LIBYA: Tripoli-Haftar agreement for the reopening of oil exports. Sarraj disavows everything and runs for cover

(To Filippo Del Monte)

An agreement was reached in Sochi, on the shores of the Black Sea, between the government of Tripoli and the Marshal of Libya Khalifa Haftar, the "rebel" of Cyrenaica, on the opening of oil exports. The agreement, signed by Khaled Haftar, son of Marshal Khalifa, and by the vice president of the GNA Ahmed Maiteeq, was in fact also endorsed by Tobruk.

It is evident that such a step was also possible due to a "yielding" to the demands of Haftar who loudly claimed to re-evaluate the mechanisms for distributing the proceeds of the oil industry; one of the reasons why - without hiding behind who knows what high ideals - it was decided to take up arms in Libya.

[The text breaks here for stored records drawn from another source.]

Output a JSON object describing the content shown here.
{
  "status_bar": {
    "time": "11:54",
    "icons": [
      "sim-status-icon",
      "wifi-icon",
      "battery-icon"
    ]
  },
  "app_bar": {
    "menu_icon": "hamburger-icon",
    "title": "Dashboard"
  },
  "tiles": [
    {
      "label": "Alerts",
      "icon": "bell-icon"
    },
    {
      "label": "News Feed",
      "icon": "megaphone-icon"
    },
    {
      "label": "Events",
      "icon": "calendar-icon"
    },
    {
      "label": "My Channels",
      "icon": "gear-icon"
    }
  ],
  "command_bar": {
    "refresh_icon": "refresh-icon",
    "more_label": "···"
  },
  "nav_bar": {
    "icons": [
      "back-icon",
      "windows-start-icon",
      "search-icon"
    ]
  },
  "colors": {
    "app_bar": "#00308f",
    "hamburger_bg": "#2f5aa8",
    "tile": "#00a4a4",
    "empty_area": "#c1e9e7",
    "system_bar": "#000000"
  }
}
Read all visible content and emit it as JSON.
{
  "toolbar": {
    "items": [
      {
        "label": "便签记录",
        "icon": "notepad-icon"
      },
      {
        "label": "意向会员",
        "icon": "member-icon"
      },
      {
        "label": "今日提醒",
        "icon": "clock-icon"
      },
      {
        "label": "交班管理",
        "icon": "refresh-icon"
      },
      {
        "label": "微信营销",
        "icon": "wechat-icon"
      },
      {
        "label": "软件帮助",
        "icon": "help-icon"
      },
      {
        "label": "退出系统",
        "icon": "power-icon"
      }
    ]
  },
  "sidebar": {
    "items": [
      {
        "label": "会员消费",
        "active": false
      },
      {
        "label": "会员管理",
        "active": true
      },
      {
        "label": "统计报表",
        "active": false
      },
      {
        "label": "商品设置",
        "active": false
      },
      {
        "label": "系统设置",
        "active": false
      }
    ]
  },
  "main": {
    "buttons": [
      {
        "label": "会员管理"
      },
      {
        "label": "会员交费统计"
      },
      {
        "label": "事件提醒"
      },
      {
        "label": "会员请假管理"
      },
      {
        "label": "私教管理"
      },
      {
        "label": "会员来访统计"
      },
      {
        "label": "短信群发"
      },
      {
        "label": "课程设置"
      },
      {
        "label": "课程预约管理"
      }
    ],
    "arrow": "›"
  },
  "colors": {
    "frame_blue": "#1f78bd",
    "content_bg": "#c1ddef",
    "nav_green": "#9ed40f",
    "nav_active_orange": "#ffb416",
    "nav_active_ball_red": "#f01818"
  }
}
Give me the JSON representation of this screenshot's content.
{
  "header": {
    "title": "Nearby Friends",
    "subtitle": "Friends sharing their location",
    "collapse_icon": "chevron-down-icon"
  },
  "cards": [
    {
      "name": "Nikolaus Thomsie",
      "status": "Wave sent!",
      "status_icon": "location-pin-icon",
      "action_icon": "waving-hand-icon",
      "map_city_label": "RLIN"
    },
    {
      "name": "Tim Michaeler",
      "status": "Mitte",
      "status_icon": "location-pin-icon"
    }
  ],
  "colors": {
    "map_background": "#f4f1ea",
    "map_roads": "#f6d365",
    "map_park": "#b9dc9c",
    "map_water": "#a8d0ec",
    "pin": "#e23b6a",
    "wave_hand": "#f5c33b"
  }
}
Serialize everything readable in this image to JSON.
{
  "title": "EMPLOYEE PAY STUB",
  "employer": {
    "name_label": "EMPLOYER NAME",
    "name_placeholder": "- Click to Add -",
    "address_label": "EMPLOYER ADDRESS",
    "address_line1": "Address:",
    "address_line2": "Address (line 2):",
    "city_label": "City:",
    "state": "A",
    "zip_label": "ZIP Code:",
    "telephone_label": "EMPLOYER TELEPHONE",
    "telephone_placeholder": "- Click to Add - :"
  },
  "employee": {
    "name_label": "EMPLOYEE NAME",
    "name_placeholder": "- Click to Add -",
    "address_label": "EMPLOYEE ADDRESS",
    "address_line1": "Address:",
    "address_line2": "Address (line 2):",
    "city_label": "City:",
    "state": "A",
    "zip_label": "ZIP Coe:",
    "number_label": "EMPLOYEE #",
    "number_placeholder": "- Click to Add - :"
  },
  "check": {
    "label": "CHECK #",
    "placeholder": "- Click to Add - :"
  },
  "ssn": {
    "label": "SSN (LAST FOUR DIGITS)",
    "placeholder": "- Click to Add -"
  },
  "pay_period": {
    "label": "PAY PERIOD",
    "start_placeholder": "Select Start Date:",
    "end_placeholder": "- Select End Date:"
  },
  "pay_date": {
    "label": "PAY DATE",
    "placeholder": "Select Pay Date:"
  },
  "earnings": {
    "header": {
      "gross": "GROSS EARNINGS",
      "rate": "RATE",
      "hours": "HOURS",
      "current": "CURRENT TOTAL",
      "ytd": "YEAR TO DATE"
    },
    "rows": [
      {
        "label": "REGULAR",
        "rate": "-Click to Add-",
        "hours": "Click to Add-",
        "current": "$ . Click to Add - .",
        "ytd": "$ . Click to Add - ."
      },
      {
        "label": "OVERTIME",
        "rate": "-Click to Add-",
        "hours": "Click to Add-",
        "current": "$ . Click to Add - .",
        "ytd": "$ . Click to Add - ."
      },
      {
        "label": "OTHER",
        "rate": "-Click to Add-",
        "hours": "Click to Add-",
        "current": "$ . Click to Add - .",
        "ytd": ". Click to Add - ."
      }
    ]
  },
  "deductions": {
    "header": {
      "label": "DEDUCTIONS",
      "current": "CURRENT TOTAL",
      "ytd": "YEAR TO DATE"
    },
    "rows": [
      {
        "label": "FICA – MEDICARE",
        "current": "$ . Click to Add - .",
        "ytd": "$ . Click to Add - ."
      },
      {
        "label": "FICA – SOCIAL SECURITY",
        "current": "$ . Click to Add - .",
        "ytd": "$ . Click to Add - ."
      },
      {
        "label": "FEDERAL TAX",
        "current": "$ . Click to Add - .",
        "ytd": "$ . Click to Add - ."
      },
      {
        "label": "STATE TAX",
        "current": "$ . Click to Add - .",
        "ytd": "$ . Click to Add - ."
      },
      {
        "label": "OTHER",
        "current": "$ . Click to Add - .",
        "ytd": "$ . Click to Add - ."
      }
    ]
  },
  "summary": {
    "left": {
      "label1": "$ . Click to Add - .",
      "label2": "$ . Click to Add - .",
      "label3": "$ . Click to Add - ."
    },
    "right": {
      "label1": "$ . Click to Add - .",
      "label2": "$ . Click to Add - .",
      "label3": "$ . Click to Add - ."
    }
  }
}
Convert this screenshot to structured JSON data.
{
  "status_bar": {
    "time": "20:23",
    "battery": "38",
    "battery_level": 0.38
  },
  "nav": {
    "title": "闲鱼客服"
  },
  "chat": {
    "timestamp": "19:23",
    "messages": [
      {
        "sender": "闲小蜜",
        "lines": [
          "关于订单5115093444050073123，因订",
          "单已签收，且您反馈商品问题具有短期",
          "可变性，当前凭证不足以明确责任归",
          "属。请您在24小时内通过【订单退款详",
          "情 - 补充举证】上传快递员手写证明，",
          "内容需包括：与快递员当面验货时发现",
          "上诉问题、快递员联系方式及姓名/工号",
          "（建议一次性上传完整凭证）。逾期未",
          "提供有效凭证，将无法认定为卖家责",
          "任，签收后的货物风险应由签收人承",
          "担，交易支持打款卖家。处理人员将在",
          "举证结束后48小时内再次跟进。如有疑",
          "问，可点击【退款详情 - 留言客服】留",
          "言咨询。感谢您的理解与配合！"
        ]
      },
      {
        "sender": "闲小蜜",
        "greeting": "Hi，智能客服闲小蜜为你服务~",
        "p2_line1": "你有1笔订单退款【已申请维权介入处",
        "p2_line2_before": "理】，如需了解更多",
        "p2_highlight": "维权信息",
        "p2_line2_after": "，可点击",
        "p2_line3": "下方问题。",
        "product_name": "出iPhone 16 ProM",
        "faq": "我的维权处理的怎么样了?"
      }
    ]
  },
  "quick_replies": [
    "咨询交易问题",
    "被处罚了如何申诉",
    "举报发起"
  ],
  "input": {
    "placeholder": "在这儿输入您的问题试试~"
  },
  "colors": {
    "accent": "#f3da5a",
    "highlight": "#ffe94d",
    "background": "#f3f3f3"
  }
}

Sources accredited by the Tobruk Ministry of Foreign Affairs confirm that not only will all the country's ports once again function as hubs for the export of "black gold", but also that prices will be standardized and, above all, that the proceeds will be distributed by a Technical committee made up of representatives of all parties to the conflict, including Fezzan. This Committee by 31 December 2020 will have to report on the work done and, if necessary, develop a "business plan" for the following year. The goal is to bring Libyan oil production levels back to "normal" and therefore pre-war levels. In this regard, it is emphasized that the National Oil Company (NOC) would also undergo a corporate restructuring to ensure the "necessary transparency" on all operations carried out or to be carried out.

According to what is established in the agreement, large funds will be invested in favoring development and reconstruction projects according to the needs of citizens prostrated by eleven years of war.

In summary, the agreement provides for: Coordination between the two parties in the preparation of a unified budget that meets the needs of each party, based on its expenditure estimates, and by reconciling any disputes on the appropriations and inserting them into its final binding on both parties; the supervision of the transfer of the funds allocated in the budget to the two parties through the Ministry of Finance as agreed in the budget. The transfer is made monthly to pay wages. As regards the appropriations for chapters two, three (development) and four, they are transferred quarterly; the commitment of the Central Bank of Tripoli to cover the monthly or quarterly payments agreed in the financial statements without any delay and as soon as the Joint Technical Committee requests their transfer; supervise the transfer of development funds and evaluate agreed projects; guaranteeing bank payments and combating money laundering; find a method to reduce the public debt incurred during the war by both Tripolitania and Cyrenaica.

Yet many clouds are already gathering over this agreement: a denial has come from circles close to the Tripoli Prime Minister al-Sarraj, as well as from the Central Bank - whose head Al-Saddiq Al-Kabeer, a member of the Muslim Brotherhood, is defined " terrorist "de facto disavowing Sarraj's line of" national solidarity "- and even the NOC.
The Tripoli executive therefore appeared displaced by the move by Maiteeq, vice president but also referent of the complex financial world and Libyan holdings within the government, measureless and on good terms with powerful militias of the "Libyan Sparta".

The announcement of his resignation by the end of October given by Sarraj in recent days may have prompted Maiteeq to speed up the pace by crediting himself as the privileged point of reference for the Haftarian and Cyrenaic counterparts. It is not excluded that the return to Tripoli for the vice president could be very bitter and that he could suffer the same fate as his fellow interior minister Fatih Bashagha; this time the one who scored the point was Khalifa Haftar who used the control of oil wells and refineries along the eastern coast as a pick to "shore up" his weak military position and instead strengthen his potential for political blackmail against by Tobruk. The Sochi agreement allows Haftar (v.articolo) to appear as a credible actor and, above all, from which one cannot ignore to achieve the stabilization of the country.

A question remains open on the position of Maiteeq who usually uses "parallel diplomacy" to dialogue with what in Tripoli is still considered, to all intents and purposes, an enemy. On the front of the internal struggle against the Tripoli government, which began with the Bashagha affair, the future is still to be written.